Mais il y a je crois une mise en garde contre tous les discours par trop ésotériques, qui voudraient nous faire croire que l'Evangile serait  pour une élite intellectuelle, morale ou initiatique.
Non. L'Evangile passe par la porte. Pour tous.

2.     Il appelle par son nom.
Et le berger appelle. Par son nom. Toi. Moi. Nous.
Pour aller et sortir vers la vie.
Ce point me semble déterminant.
Car il dit une vocation possible.
Nous le savons, nous vivons tous d'une parole qui nous appelle à la vie.
Malheureux celui qui n'entend pas cet appel, il est condamné à demeurer recroquevillé sur lui-même.
Mais heureux, en marche, celui qui entend une voix qui l'appelle à la vie. Par son nom.
Car toute vocation est toujours nominative, personnelle, individuelle.
Qu'importe la caste, le rang, l'ordre, l'histoire familiale : chacun est appelé par son nom,
non pas pour ce qu'il est,
mais pour ce qu'il est appelé à devenir !

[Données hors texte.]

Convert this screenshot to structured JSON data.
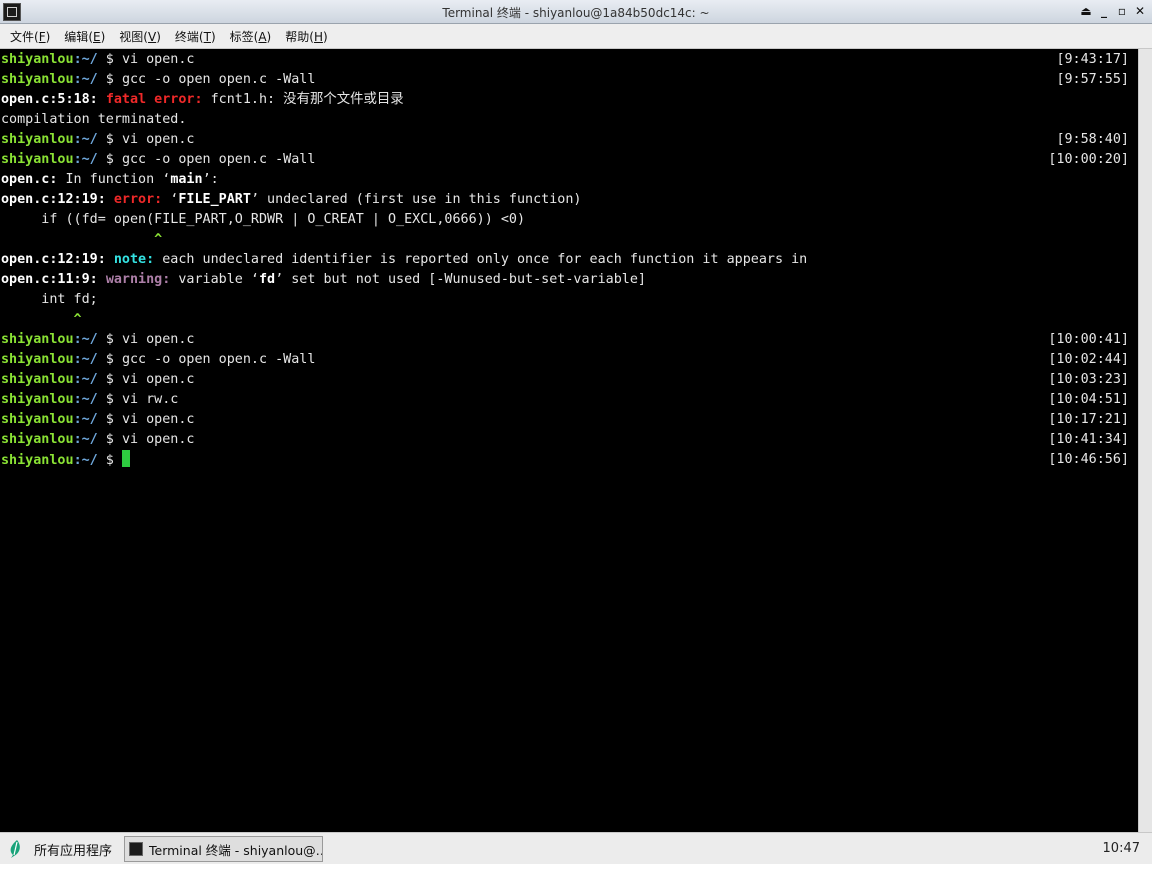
{
  "window": {
    "title": "Terminal 终端 - shiyanlou@1a84b50dc14c: ~",
    "controls": [
      "⏏",
      "_",
      "▫",
      "✕"
    ]
  },
  "menu": [
    {
      "label": "文件",
      "key": "F"
    },
    {
      "label": "编辑",
      "key": "E"
    },
    {
      "label": "视图",
      "key": "V"
    },
    {
      "label": "终端",
      "key": "T"
    },
    {
      "label": "标签",
      "key": "A"
    },
    {
      "label": "帮助",
      "key": "H"
    }
  ],
  "terminal": {
    "prompt_user": "shiyanlou",
    "prompt_path": ":~/",
    "prompt_sign": " $ ",
    "lines": [
      {
        "type": "prompt",
        "cmd": "vi open.c",
        "ts": "[9:43:17]"
      },
      {
        "type": "prompt",
        "cmd": "gcc -o open open.c -Wall",
        "ts": "[9:57:55]"
      },
      {
        "type": "diag",
        "loc": "open.c:5:18:",
        "kind": "fatal error:",
        "cls": "err",
        "msg": " fcnt1.h: 没有那个文件或目录"
      },
      {
        "type": "plain",
        "text": "compilation terminated."
      },
      {
        "type": "prompt",
        "cmd": "vi open.c",
        "ts": "[9:58:40]"
      },
      {
        "type": "prompt",
        "cmd": "gcc -o open open.c -Wall",
        "ts": "[10:00:20]"
      },
      {
        "type": "func",
        "loc": "open.c:",
        "pre": " In function ‘",
        "name": "main",
        "post": "’:"
      },
      {
        "type": "diag2",
        "loc": "open.c:12:19:",
        "kind": "error:",
        "cls": "err",
        "pre": " ‘",
        "name": "FILE_PART",
        "post": "’ undeclared (first use in this function)"
      },
      {
        "type": "plain",
        "text": "     if ((fd= open(FILE_PART,O_RDWR | O_CREAT | O_EXCL,0666)) <0)"
      },
      {
        "type": "caret",
        "text": "                   ^"
      },
      {
        "type": "diag",
        "loc": "open.c:12:19:",
        "kind": "note:",
        "cls": "note",
        "msg": " each undeclared identifier is reported only once for each function it appears in"
      },
      {
        "type": "diag2",
        "loc": "open.c:11:9:",
        "kind": "warning:",
        "cls": "warn",
        "pre": " variable ‘",
        "name": "fd",
        "post": "’ set but not used [-Wunused-but-set-variable]"
      },
      {
        "type": "plain",
        "text": "     int fd;"
      },
      {
        "type": "caret",
        "text": "         ^"
      },
      {
        "type": "prompt",
        "cmd": "vi open.c",
        "ts": "[10:00:41]"
      },
      {
        "type": "prompt",
        "cmd": "gcc -o open open.c -Wall",
        "ts": "[10:02:44]"
      },
      {
        "type": "prompt",
        "cmd": "vi open.c",
        "ts": "[10:03:23]"
      },
      {
        "type": "prompt",
        "cmd": "vi rw.c",
        "ts": "[10:04:51]"
      },
      {
        "type": "prompt",
        "cmd": "vi open.c",
        "ts": "[10:17:21]"
      },
      {
        "type": "prompt",
        "cmd": "vi open.c",
        "ts": "[10:41:34]"
      },
      {
        "type": "cursor",
        "ts": "[10:46:56]"
      }
    ]
  },
  "taskbar": {
    "start_label": "所有应用程序",
    "task_label": "Terminal 终端 - shiyanlou@…",
    "clock": "10:47"
  },
  "colors": {
    "prompt_user": "#8ae234",
    "prompt_path": "#6fa8dc",
    "error": "#ef2929",
    "note": "#34e2e2",
    "warning": "#ad7fa8",
    "cursor": "#2ecc40"
  }
}
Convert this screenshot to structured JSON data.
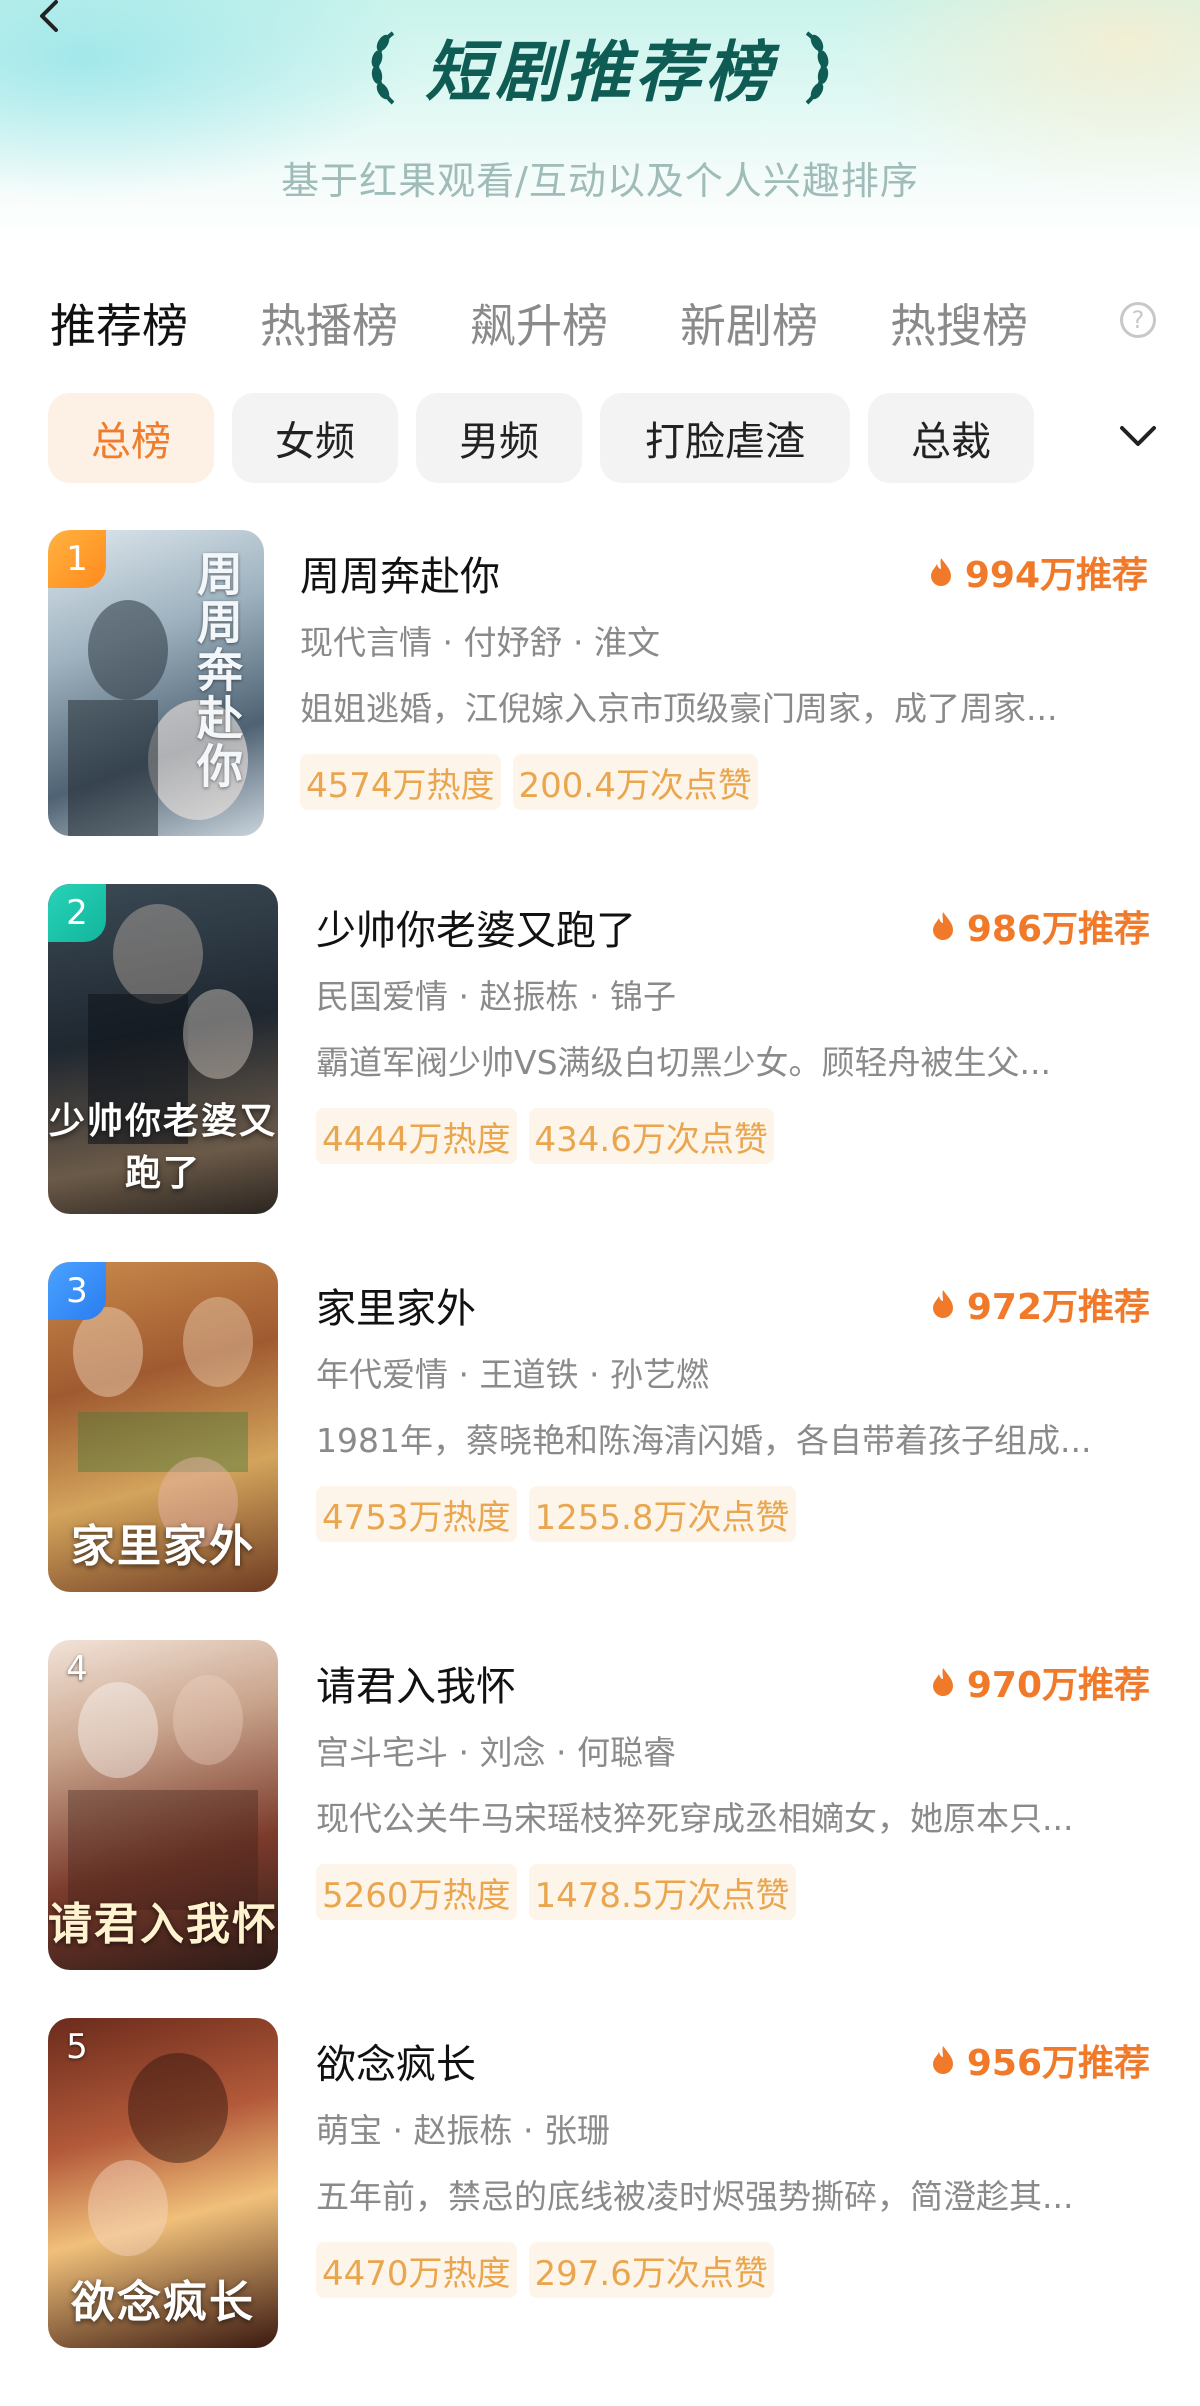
{
  "header": {
    "title": "短剧推荐榜",
    "subtitle": "基于红果观看/互动以及个人兴趣排序"
  },
  "tabs": [
    "推荐榜",
    "热播榜",
    "飙升榜",
    "新剧榜",
    "热搜榜"
  ],
  "help_label": "?",
  "chips": [
    "总榜",
    "女频",
    "男频",
    "打脸虐渣",
    "总裁"
  ],
  "colors": {
    "accent": "#ef7d2c",
    "title": "#0f5c55",
    "badge_text": "#e9a64f"
  },
  "items": [
    {
      "rank": "1",
      "title": "周周奔赴你",
      "recommend": "994万推荐",
      "meta": "现代言情 · 付妤舒 · 淮文",
      "desc": "姐姐逃婚，江倪嫁入京市顶级豪门周家，成了周家...",
      "heat": "4574万热度",
      "likes": "200.4万次点赞",
      "poster_text": "周周奔赴你"
    },
    {
      "rank": "2",
      "title": "少帅你老婆又跑了",
      "recommend": "986万推荐",
      "meta": "民国爱情 · 赵振栋 · 锦子",
      "desc": "霸道军阀少帅VS满级白切黑少女。顾轻舟被生父...",
      "heat": "4444万热度",
      "likes": "434.6万次点赞",
      "poster_text": "少帅你老婆又跑了"
    },
    {
      "rank": "3",
      "title": "家里家外",
      "recommend": "972万推荐",
      "meta": "年代爱情 · 王道铁 · 孙艺燃",
      "desc": "1981年，蔡晓艳和陈海清闪婚，各自带着孩子组成...",
      "heat": "4753万热度",
      "likes": "1255.8万次点赞",
      "poster_text": "家里家外"
    },
    {
      "rank": "4",
      "title": "请君入我怀",
      "recommend": "970万推荐",
      "meta": "宫斗宅斗 · 刘念 · 何聪睿",
      "desc": "现代公关牛马宋瑶枝猝死穿成丞相嫡女，她原本只...",
      "heat": "5260万热度",
      "likes": "1478.5万次点赞",
      "poster_text": "请君入我怀"
    },
    {
      "rank": "5",
      "title": "欲念疯长",
      "recommend": "956万推荐",
      "meta": "萌宝 · 赵振栋 · 张珊",
      "desc": "五年前，禁忌的底线被凌时烬强势撕碎，简澄趁其...",
      "heat": "4470万热度",
      "likes": "297.6万次点赞",
      "poster_text": "欲念疯长"
    }
  ]
}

Le drame de certaines périodes de nos vies, c'est justement lorsque tout appel semble tari, devenu muet…
Mais le bon berger, lui, est celui qui nous appelle, sans se lasser jamais… d'où l'importance pour nous de l'Ecoute.

3.     Il donne sa vie
Et enfin, il est celui qui donne sa vie.
Là, le renversement est total.
L'image s'achèvera chez Jean par celle du lavement des pieds.
Le Christ serviteur, celui qui va jusqu'au bout du don, pour que le pardon et la vie triomphent.  

Nous, je l'ai dit, nous n'avons que nos oreilles et nos cœurs pour tenter d'en vivre.
Dans sa suivance, comme l'aurait dit D. Bonhoeffer.  
Pour que notre vie soit, et qu'elle soit en abondance.